Personne n'avait gardé contact avec April depuis son départ. Victor moins que les autres. Il lui en avait voulu, il n'avait jamais accepté le fait qu'April devienne une actrice plutôt qu'une épouse modèle et une mère exemplaire. Non, il n'aurait pas gardé contact avec elle. Et il ne lui aurait pas non plus offert un bracelet en or et en pierres précieuses ! Il y avait une erreur. Ou le bijoutier était un menteur.

Pourtant, quand l'inspecteur revint avec l'acte d'achat du bracelet, signé par Victor Russell avec la preuve qu'il avait dépensé deux cents cinquante Dollars pour acquérir ce dernier, Chelsea dû se rendre à l'évidence : Son frère avait gardé contact avec April. Il lui avait mentit.

- Je suis dans l'obligation de l'arrêter. Marmonna l'inspecteur, sincèrement navré.

- Il doit y avoir une explication. Murmura-t-elle, la tête entre les mains. C'est impossible qu'il ait...Il n'a pas pu...

- Je suis vraiment désolé, mademoiselle Russell. Ajouta-il d'une voix compatissante. J'aurais préféré que votre frère ne soit pas sur la liste de nos suspects mais au vu des éléments dont je dispose, je dois l'interroger.

- Je...je comprends. Chuchota-t-elle. Vous faites votre travail...

- Mes hommes sont déjà en route pour Milwaukee. L'informa-t-il. Ils ont en mandat d'arrêt contre lui et ils le ramèneront d'ici le début d'après-midi. Vous souhaitez assister à l'interrogatoire ?

- Non. Répliqua-t-elle en frémissant. Je ne veux pas le voir avec des menottes aux poignets. Je ne veux pas prendre le risque d'entendre ses aveux...ce serait trop dur.

- Bien. Essayez de vous reposer en attendant son arrivée.

"Se reposer"...Comment aurait-elle pu se reposer en sachant que son frère lui avait mentit et qu'il était peut-être coupable du meurtre de leur petite sœur !?

L'attente était atroce. Elle tournait en rond dans le bureau de l'inspecteur, jetant des coups d'œil réguliers à sa montre. Bon sang ! Ce que le temps passait long !

Après de longues heures interminables, l'inspecteur revient la voir, le visage fermé.

- Mes hommes sont revenus. Annonça-t-il. Votre frère est déjà en salle d'interrogatoire.

Elle hocha raidement la tête. Il poursuivit :

- Il refuse de parler.

- Comment va-t-il ? Demanda-t-elle.

- Il semble perdu. Répondit-il. Il refuse de dire quoi que ce soit. Et malheureusement, je suis revenu avec deux autres indices qui l'accusent.

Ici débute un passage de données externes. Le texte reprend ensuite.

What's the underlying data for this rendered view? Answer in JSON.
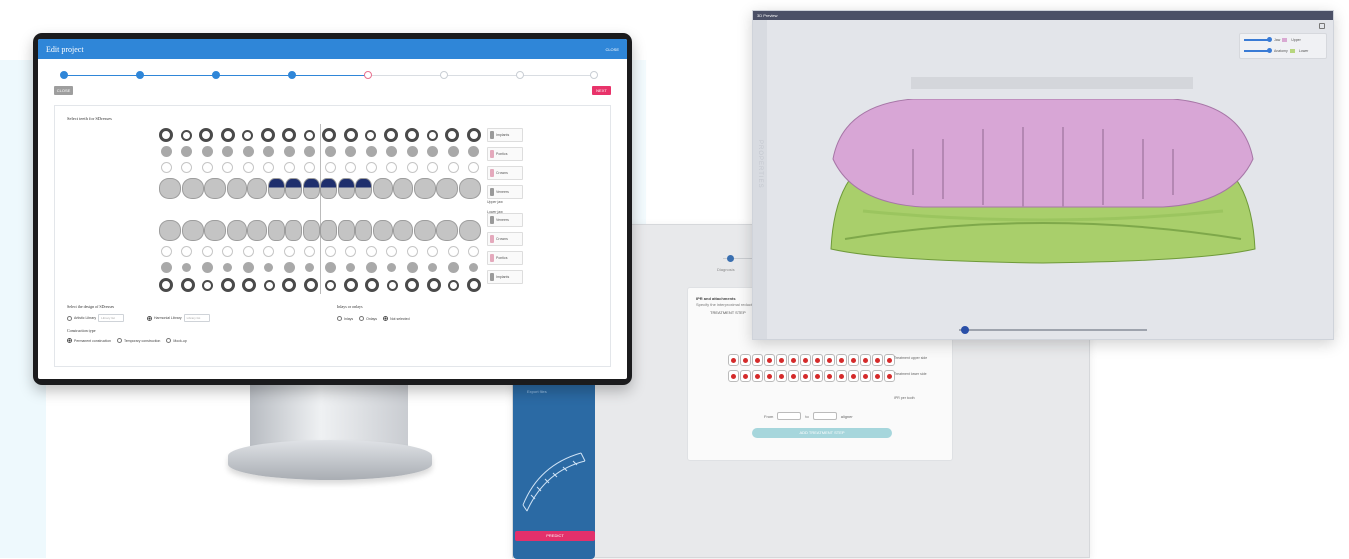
{
  "colors": {
    "primary": "#2f86d8",
    "accent": "#e8336a",
    "selected_tooth": "#1f2f6d",
    "model_upper": "#d8a6d6",
    "model_lower": "#a9cf6b"
  },
  "editor": {
    "title": "Edit project",
    "close_link": "CLOSE",
    "btn_close": "CLOSE",
    "btn_next": "NEXT",
    "select_heading": "Select teeth for SDresses",
    "upper_jaw": "Upper jaw",
    "lower_jaw": "Lower jaw",
    "side_items": [
      "Implants",
      "Pontics",
      "Crowns",
      "Veneers",
      "Veneers",
      "Crowns",
      "Pontics",
      "Implants"
    ],
    "design_title": "Select the design of SDresses",
    "design_opt1": "Artistic Library",
    "design_opt2": "Harmonial Library",
    "library_placeholder": "Library list",
    "inlays_title": "Inlays or onlays",
    "inlays_opt1": "Inlays",
    "inlays_opt2": "Onlays",
    "inlays_opt3": "Not selected",
    "construction_title": "Construction type",
    "construction_opt1": "Permanent construction",
    "construction_opt2": "Temporary construction",
    "construction_opt3": "Mock-up"
  },
  "preview": {
    "title": "3D Preview",
    "row1_label": "Jaw",
    "row1_value": "Upper",
    "row2_label": "Anatomy",
    "row2_value": "Lower",
    "side_text": "PROPERTIES"
  },
  "treatment": {
    "hint": "Select a diagnosis treatment plan below",
    "step_label": "Diagnosis",
    "card_title": "IPR and attachments",
    "card_sub": "Specify the interproximal reductions and attachments",
    "card_step": "TREATMENT STEP",
    "note_upper": "Treatment upper side",
    "note_lower": "Treatment lower side",
    "note_ipr": "IPR per tooth",
    "from_label": "From",
    "to_label": "to",
    "aligner_label": "aligner",
    "add_button": "ADD TREATMENT STEP",
    "panel_label": "Export files",
    "predict_button": "PREDICT"
  }
}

- Qu'avez-vous trouvé ? Demanda faiblement Chelsea, au bord de la nausée.

Elle redoutait ce qu'il allait lui annoncer. L'inspecteur reprit la parole avec beaucoup de tact :

- Mes hommes ont eu l'autorisation de fouiller la maison de Victor Russell. Et ils ont trouvé ceci.

Il sortit de sa poche une feuille chiffonnée et la lui tendit. Chelsea la prit en tremblant. Il y avait plusieurs phrases raturées mais une seule était lisible, écrite par la main de son frère, menaçante :

« Si tu en parles, à qui que ce soit, je te jure que je reviens à Chicago et je te le ferais payer. »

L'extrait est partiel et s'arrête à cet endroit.